Dependent system (infinitely many solutions)
Suppose row reduction produces a zero row:
[ 1 0 2 | 4 ]
[ 0 1 -1 | 3 ]
[ 0 0 0 | 0 ]
The third row says 0 = 0, which is always true but gives no information. This means one variable (here, z) is free. Let z = t for any real number t, then:
- x = 4 - 2t
- y = 3 + t
- z = t
There are infinitely many solution triples, one for every value of t.
Inconsistent system (no solution)
If a zero row produces a nonzero constant:
[ 1 0 2 | 4 ]
[ 0 1 -1 | 3 ]
[ 0 0 0 | 7 ]
Row 3 reads 0x + 0y + 0z = 7, which is impossible. The system is inconsistent and has no solution. The full discussion of consistent vs inconsistent systems covers what these cases mean geometrically.
Connecting RREF to Broader Problem-Solving
The row operations here follow the same three types used in every RREF computation: swapping rows, multiplying a row by a nonzero scalar, and adding a multiple of one row to another. None of those operations change the solution set, which is why the final RREF carries the same answer as the original system.

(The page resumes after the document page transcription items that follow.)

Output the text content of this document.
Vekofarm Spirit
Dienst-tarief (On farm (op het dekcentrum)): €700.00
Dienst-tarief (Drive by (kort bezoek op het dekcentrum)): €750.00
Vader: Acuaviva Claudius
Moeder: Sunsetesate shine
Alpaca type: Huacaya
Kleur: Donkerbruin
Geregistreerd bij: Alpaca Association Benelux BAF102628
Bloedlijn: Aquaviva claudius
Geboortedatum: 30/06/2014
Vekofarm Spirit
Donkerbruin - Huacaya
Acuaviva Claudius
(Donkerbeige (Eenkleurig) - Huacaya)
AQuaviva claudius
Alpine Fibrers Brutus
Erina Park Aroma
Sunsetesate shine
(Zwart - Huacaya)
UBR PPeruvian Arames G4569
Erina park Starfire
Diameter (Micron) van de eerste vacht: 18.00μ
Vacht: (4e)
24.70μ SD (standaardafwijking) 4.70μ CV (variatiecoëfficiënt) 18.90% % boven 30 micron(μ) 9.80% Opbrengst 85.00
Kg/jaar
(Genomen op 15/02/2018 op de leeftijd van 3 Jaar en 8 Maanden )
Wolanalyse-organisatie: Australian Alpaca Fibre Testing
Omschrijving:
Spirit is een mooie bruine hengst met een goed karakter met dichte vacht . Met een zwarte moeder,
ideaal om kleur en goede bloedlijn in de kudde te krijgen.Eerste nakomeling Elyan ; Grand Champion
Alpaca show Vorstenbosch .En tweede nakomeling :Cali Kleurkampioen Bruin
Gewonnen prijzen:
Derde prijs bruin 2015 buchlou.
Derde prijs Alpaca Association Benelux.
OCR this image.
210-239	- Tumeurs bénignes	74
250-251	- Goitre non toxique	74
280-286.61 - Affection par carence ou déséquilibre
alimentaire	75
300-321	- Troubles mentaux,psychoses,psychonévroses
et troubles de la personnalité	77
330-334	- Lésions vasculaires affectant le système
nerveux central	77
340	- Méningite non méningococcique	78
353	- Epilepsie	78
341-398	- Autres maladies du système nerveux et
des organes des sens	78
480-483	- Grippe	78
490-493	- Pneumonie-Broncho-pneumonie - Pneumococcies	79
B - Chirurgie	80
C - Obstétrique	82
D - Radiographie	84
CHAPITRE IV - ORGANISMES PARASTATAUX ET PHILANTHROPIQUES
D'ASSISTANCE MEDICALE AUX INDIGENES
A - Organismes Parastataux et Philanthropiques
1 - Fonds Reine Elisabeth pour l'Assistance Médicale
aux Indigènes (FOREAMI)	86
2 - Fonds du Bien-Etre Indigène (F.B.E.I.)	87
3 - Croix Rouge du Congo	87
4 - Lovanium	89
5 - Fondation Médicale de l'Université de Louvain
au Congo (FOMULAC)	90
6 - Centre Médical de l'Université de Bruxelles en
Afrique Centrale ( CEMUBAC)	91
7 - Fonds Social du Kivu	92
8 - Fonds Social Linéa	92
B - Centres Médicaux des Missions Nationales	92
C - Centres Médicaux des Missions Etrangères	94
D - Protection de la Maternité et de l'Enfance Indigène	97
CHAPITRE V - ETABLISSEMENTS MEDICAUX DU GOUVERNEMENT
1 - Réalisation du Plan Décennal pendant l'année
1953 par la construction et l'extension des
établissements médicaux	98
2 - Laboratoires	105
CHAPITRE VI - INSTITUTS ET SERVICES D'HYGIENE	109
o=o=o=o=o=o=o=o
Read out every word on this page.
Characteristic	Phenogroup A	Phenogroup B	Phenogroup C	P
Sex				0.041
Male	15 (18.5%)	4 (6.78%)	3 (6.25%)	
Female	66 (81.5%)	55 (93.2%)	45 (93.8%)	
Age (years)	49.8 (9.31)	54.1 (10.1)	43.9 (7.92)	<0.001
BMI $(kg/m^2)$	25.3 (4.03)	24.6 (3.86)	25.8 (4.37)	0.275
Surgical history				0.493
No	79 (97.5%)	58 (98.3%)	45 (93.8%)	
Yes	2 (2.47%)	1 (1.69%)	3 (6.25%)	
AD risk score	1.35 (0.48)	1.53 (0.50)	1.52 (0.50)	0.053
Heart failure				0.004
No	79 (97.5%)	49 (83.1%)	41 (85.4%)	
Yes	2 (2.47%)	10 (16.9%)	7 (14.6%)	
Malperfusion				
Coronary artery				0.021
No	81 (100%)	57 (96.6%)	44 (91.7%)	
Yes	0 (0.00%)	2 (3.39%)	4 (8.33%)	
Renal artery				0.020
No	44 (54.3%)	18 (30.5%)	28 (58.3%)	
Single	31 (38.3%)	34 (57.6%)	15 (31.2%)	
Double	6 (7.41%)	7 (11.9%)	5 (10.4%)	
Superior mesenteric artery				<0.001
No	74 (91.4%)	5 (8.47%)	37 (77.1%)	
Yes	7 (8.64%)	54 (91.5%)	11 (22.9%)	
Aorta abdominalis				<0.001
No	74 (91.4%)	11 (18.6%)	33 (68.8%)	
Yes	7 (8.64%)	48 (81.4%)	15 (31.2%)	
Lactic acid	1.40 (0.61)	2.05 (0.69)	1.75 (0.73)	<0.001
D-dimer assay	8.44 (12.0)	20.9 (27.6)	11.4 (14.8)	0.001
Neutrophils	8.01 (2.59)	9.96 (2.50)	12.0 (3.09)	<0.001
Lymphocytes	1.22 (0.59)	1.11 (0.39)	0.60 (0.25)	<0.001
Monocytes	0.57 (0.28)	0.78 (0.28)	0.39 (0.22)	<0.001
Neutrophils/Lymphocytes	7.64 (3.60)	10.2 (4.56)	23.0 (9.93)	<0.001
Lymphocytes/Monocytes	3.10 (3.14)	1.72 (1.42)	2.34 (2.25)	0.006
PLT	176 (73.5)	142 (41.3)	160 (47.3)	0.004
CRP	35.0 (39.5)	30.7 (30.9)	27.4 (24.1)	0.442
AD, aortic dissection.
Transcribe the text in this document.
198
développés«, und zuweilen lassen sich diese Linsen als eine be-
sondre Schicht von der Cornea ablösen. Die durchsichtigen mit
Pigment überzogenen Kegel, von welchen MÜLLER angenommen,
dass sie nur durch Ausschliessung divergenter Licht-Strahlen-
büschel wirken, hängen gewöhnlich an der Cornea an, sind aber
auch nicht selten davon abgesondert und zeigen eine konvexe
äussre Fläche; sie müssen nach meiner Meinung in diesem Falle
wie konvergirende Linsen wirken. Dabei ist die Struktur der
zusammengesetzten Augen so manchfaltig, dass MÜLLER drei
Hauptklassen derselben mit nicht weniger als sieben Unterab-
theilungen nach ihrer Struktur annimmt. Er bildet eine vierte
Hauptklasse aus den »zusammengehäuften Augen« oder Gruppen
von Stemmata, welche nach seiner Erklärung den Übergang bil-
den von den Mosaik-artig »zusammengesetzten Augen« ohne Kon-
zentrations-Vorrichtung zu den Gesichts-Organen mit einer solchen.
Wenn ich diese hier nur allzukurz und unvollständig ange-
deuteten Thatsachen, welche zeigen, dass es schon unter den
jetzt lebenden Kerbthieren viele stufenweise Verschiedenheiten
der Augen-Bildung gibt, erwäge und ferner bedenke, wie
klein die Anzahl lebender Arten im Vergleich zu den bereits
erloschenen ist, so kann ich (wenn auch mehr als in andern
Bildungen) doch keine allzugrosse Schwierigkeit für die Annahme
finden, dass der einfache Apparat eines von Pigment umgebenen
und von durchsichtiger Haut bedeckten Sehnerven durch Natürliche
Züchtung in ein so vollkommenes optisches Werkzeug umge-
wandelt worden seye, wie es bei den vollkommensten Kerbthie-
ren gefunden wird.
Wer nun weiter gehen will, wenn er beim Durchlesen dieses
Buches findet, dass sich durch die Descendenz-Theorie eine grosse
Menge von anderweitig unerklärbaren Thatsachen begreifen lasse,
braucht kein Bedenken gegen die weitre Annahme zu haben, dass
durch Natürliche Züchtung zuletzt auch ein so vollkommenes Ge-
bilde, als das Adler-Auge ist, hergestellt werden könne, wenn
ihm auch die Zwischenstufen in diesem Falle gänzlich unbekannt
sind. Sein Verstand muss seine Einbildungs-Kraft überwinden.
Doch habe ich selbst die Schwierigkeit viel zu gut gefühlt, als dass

For larger systems (4x4, 5x5, and beyond), the algorithm scales without any new ideas. The bookkeeping gets heavier, which is exactly why using RREF to solve linear systems is worth mastering with a calculator for anything beyond 3x3.
One practical tip: track fractions carefully in the early steps. A sign error on a coefficient in step 2 propagates through every subsequent row, making the final answer look bizarre rather than obviously wrong. Doing one substitution-check at the end, as shown above, catches that kind of mistake before it causes real trouble.
Frequently Asked Questions
How many row operations does a 3x3 system typically require?
For a 3x3 system with a unique solution, expect roughly 8 to 12 individual row operations to reach full RREF. The exact count varies depending on the coefficients. Systems with large or inconvenient entries sometimes require a row swap early on to avoid working with awkward fractions.
What does it mean if two rows become identical during reduction?
If two rows reduce to identical entries, the matrix is rank-deficient. The duplicate row becomes a zero row after subtraction, which signals either a dependent system (infinitely many solutions) or, combined with a nonzero constant, an inconsistent system. Either way, a unique solution no longer exists.
Can I use a different pivot order?
Yes. The standard algorithm works left to right, top to bottom, but partial pivoting (choosing the row with the largest absolute value in the pivot column) can reduce rounding errors in hand calculations and is especially useful in software implementations. The final RREF is always the same regardless of pivot order, provided no arithmetic mistakes are made.
Is RREF the same as Gaussian elimination?
Not exactly. Gaussian elimination produces row echelon form (REF), where the entries above and below each pivot are not necessarily zero. RREF goes further: it eliminates entries both above and below each pivot and scales every pivot to 1. REF is enough to solve by back-substitution, but RREF lets you read the solution directly from the matrix with no extra work.